Does constant polling to the server to keep the page up-to-date slow down the server? Or in other words overwhelm the server with many requests? The way I’m looking at it is that the server now has to process more requests than before!
What do you think?
AJAX is just a typical HTTP request. Imagine you have 10 000 requests per second. You know your server, it possibilities and your numbers, do a simple math yourself, only you may answer your question, but in general, of course, more requests will affect a performance somehow.
You may do old-school AJAX request every 10-30 sec to check for updates or you may use today web sockets.
If server will have performance issues in the future then you just will set up proxy, load balancers, implement caching in both client-side and server-side. It is absolutely normal situation.
Mario Giambanco
Director of User Experience Development
As opposed to static content / data?
There's a ton of variables in a question like this.
Server capacity.
Hosting company bandwidth
Proximity of the website host to the server providing the data. You may host in Chicago or Texas but the data might be hosted in Europe.

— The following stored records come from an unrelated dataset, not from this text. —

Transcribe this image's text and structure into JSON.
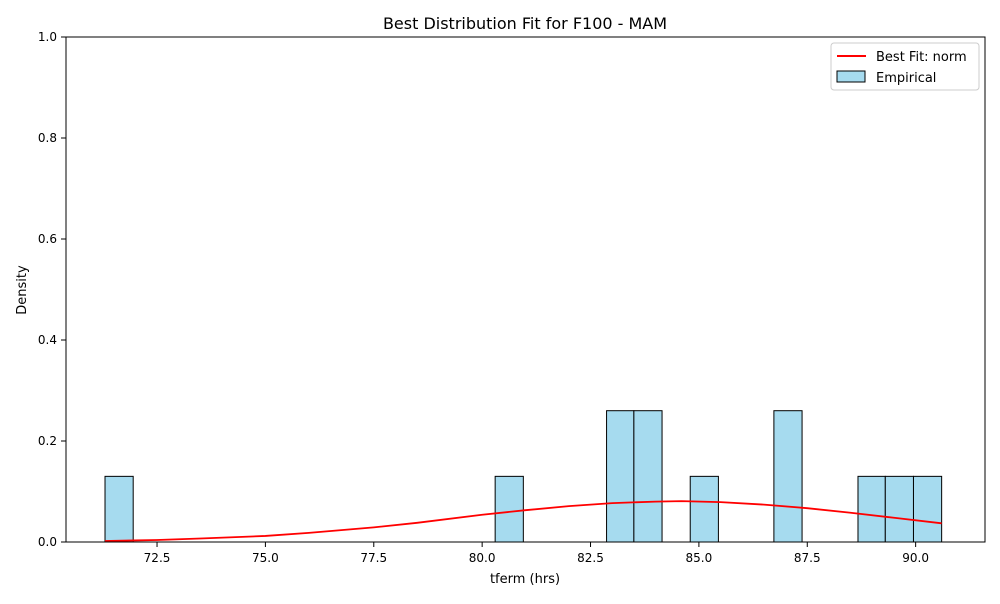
{
  "chart_data": {
    "type": "bar",
    "title": "Best Distribution Fit for F100 - MAM",
    "xlabel": "tferm (hrs)",
    "ylabel": "Density",
    "xlim": [
      70.4,
      91.6
    ],
    "ylim": [
      0,
      1
    ],
    "grid": false,
    "legend_position": "top-right",
    "x_ticks": [
      72.5,
      75.0,
      77.5,
      80.0,
      82.5,
      85.0,
      87.5,
      90.0
    ],
    "x_tick_labels": [
      "72.5",
      "75.0",
      "77.5",
      "80.0",
      "82.5",
      "85.0",
      "87.5",
      "90.0"
    ],
    "y_ticks": [
      0.0,
      0.2,
      0.4,
      0.6,
      0.8,
      1.0
    ],
    "y_tick_labels": [
      "0.0",
      "0.2",
      "0.4",
      "0.6",
      "0.8",
      "1.0"
    ],
    "histogram": {
      "name": "Empirical",
      "color": "#a6dbef",
      "edge_color": "#000000",
      "bins": [
        {
          "x0": 71.3,
          "x1": 71.95,
          "density": 0.13
        },
        {
          "x0": 80.3,
          "x1": 80.95,
          "density": 0.13
        },
        {
          "x0": 82.87,
          "x1": 83.5,
          "density": 0.26
        },
        {
          "x0": 83.5,
          "x1": 84.15,
          "density": 0.26
        },
        {
          "x0": 84.8,
          "x1": 85.45,
          "density": 0.13
        },
        {
          "x0": 86.73,
          "x1": 87.38,
          "density": 0.26
        },
        {
          "x0": 88.67,
          "x1": 89.3,
          "density": 0.13
        },
        {
          "x0": 89.3,
          "x1": 89.95,
          "density": 0.13
        },
        {
          "x0": 89.95,
          "x1": 90.6,
          "density": 0.13
        }
      ]
    },
    "fit": {
      "name": "Best Fit: norm",
      "color": "#ff0000",
      "distribution": "norm",
      "x": [
        71.3,
        72.5,
        73.5,
        75.0,
        76.0,
        77.5,
        78.5,
        80.0,
        81.0,
        82.0,
        83.0,
        84.0,
        84.6,
        85.5,
        86.5,
        87.5,
        88.5,
        89.5,
        90.6
      ],
      "y": [
        0.002,
        0.004,
        0.007,
        0.012,
        0.018,
        0.029,
        0.038,
        0.054,
        0.063,
        0.071,
        0.077,
        0.08,
        0.081,
        0.079,
        0.074,
        0.067,
        0.058,
        0.048,
        0.037
      ]
    }
  }
}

Backend programming language chosen.
Is the code requesting a json file or querying an SQL database? What kind of query are we talking about? A simple select
emailfromusersor a more complex join? Is the DB properly index?How complex is the script being requested? Simple or is it processing images or working on data?
How often are you polling for data? Every 5 seconds or every 5 minutes?
How many concurrent users are making the same request?
Any dynamic site needs to get it's data from somewhere. Response times will come down to efficient code, thought out infrastructure and good sys admin skills to optimize servers. A Couple users on the site at any given time "shouldn't" be an issue. Thousands and that's why hosting companies have scaling solutions now.